You feel a sense of lightness in your mind, body and spirit. It’s all connected. You’ll no longer reach for food to fulfill you… because you know how to fill yourself.

Now, wouldn’t that make for a happier holiday season?

10 Responses

  1. David

    Diane, thank you I struggle with saying no still. As an older one of 8 kids growing up your sentence “somewhere along the way your feelings or what you said didn’t matter” truly hit home. We learned to not make any waves, don’t question, go along to get along. Still dealing with that and this article helps-thanks a bunch. Dave ,One of your followers

    1. Dear David,

      It’s good to hear from you. Thank you for sharing your experience. Being flexible and “going along to get along” certainly has its place but not when we dismiss our true needs. I’m so glad this article helps. Setting boundaries can feel challenging but once we make a commitment to honor our needs and feelings, it gets easier and easier. I trust it becomes easier for you, too.

      Wishing you all the best.


  2. kathy

    thank you . I have worked many years on self improvement and Pleased that I am now completing part of my journey with my weight issue. It was helpful to get support from you article. Getting older and wiser so I am ready to do this challenge AND I pray that soon I will be relaxed and successful .

  3. Luana

    Oh my goodness…this article is so timely for me as I am struggling with EXACTLY this situation! The anger, resentment and guilt have been eating at me for almost 2 years. Consequently I have gained almost 40 pounds and am extremely depressed (clinically diagnosed), sad,disappointed, angry…you name it. Without going into massive detail, in my situation, I HAVE to do things I don’t want to do and it’s not going to get any better for (potentially) years. And I’m at such a loss as to what to do and how to deal with this.

    1. I’m glad this helps, Luana.

      When someone feels confused and at a loss about how to move forward with the issues you’re referring to, I suggest to seek out professional help. If you don’t already see a psychotherapist, I hope you will consider this. Or perhaps there are support groups in your area for people struggling with weight issues and/or depression. It’s a hard road to go alone so I hope you will seek out the support and professional guidance you need.


  4. Luana

    I did see a therapist. He wasn’t very helpful…to put it bluntly. He was a good listener, but gave me 1 suggestion, but it’s something I have zero control over, so it was pointless.

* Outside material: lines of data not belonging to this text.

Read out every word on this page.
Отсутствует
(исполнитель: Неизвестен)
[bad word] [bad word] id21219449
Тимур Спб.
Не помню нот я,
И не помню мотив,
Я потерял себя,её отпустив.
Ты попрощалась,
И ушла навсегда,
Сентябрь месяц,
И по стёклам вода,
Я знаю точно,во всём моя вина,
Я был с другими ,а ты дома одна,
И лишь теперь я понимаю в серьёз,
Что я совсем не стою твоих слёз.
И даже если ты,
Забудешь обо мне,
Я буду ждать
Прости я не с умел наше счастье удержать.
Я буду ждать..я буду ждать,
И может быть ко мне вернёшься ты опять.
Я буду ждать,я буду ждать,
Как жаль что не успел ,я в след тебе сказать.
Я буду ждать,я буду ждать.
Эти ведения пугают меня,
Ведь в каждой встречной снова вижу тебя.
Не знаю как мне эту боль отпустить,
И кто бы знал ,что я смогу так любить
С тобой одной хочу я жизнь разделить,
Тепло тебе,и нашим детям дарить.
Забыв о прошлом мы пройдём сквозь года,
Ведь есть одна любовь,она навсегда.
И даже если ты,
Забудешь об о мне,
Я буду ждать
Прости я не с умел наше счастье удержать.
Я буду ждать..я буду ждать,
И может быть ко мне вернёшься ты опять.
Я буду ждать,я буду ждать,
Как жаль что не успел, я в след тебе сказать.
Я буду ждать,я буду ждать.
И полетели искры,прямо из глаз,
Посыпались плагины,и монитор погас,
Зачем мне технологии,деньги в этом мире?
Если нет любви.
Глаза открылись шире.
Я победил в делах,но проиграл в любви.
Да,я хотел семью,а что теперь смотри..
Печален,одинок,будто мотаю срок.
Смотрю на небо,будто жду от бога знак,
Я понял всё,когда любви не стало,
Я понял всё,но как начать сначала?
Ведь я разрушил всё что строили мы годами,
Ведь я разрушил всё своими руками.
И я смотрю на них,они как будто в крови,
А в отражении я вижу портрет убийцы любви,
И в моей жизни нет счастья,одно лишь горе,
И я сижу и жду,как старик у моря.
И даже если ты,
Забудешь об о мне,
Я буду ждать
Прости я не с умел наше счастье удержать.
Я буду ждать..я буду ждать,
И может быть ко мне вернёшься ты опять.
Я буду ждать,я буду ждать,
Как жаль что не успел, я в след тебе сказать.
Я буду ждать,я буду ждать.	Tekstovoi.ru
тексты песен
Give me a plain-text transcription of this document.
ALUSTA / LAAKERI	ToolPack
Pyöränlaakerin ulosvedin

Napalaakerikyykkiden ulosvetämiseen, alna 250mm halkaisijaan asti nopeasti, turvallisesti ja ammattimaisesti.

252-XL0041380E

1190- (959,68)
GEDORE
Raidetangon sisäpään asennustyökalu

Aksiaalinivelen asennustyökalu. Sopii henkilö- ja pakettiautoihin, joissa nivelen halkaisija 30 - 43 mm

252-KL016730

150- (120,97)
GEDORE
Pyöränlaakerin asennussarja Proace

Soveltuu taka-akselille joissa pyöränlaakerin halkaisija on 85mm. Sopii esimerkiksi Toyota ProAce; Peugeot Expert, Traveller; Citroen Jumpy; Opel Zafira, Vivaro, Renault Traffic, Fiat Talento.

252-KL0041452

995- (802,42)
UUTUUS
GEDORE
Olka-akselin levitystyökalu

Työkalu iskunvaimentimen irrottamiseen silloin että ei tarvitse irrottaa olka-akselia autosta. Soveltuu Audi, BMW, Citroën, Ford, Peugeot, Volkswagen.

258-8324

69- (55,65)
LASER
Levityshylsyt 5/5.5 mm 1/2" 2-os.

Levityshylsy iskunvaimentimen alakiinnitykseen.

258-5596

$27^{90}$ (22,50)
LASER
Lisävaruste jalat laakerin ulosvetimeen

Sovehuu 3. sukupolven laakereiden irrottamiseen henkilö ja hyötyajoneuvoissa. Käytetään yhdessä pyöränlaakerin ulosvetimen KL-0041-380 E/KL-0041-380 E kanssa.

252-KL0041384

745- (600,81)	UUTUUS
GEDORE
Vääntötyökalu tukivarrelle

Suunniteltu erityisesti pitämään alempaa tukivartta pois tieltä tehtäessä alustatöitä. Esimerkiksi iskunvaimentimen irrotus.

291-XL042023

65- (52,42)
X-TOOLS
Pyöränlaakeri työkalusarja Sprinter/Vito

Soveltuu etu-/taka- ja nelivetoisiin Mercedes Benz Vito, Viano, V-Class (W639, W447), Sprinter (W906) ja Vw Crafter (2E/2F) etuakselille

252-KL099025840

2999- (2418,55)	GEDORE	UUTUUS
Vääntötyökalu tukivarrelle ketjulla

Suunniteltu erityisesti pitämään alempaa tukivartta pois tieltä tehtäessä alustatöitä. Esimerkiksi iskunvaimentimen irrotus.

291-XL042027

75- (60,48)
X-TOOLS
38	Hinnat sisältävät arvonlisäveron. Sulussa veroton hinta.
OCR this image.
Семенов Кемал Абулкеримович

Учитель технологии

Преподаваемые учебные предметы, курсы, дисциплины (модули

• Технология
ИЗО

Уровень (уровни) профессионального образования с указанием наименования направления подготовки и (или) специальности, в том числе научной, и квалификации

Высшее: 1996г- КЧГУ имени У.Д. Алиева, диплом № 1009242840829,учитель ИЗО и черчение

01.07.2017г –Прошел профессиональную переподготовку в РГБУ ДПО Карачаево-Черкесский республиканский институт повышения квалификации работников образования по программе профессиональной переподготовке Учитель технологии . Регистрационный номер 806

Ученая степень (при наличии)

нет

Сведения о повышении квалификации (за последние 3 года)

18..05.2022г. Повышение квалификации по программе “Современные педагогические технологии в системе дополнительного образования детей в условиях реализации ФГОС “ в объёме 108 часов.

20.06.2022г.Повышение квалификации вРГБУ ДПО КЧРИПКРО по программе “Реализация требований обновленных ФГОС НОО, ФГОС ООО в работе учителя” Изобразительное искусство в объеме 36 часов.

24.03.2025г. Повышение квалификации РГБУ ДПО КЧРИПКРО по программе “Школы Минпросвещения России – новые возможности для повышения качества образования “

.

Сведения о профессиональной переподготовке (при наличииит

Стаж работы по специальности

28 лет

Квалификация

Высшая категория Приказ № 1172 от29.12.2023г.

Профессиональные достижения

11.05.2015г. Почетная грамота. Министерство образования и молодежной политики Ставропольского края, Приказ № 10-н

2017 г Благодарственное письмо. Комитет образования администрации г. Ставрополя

    There was a support group for people in my situation, but they stopped.

    I’m still unsure of what to do, but finding your site is really helping me! Thank you!

    1. I’m glad you’re finding my articles helpful, Luana!

      If your therapist wasn’t helpful, don’t give up! If you’re open to meeting with someone else, check out the therapist finder link at to find someone in your area. Working with a therapist you resonate with can make a huge difference. Wishing you all the best.


  5. Laurie

    I have the same problem although it’s my husband who always is inviting out of town guests to stay with us sometimes for more then a week. He doesn’t understand the toll this takes on me. I’m 61 and not in the best health. When I tell him not to invite people he thinks I’m selfish. I’m the type of person that gets anxiety trying to plan meals and entertaining them while he’s off to work all day. Not to mention the huge food bill this entails. Do you have any advice for me? Thank you

    1. Hi Laurie,

      I hear you. Stick to your guns. You are not being selfish at all! It’s important that you believe that.

      Entertaining can be stressful and time-consuming. If you don’t want to do it, that is your choice and it’s okay. Your husband may not understand but so be it. Don’t give his judgment of you any power. You know the toll this takes on you and that’s all that matters.

      If you don’t want to invite people over, you don’t have to. Just say no.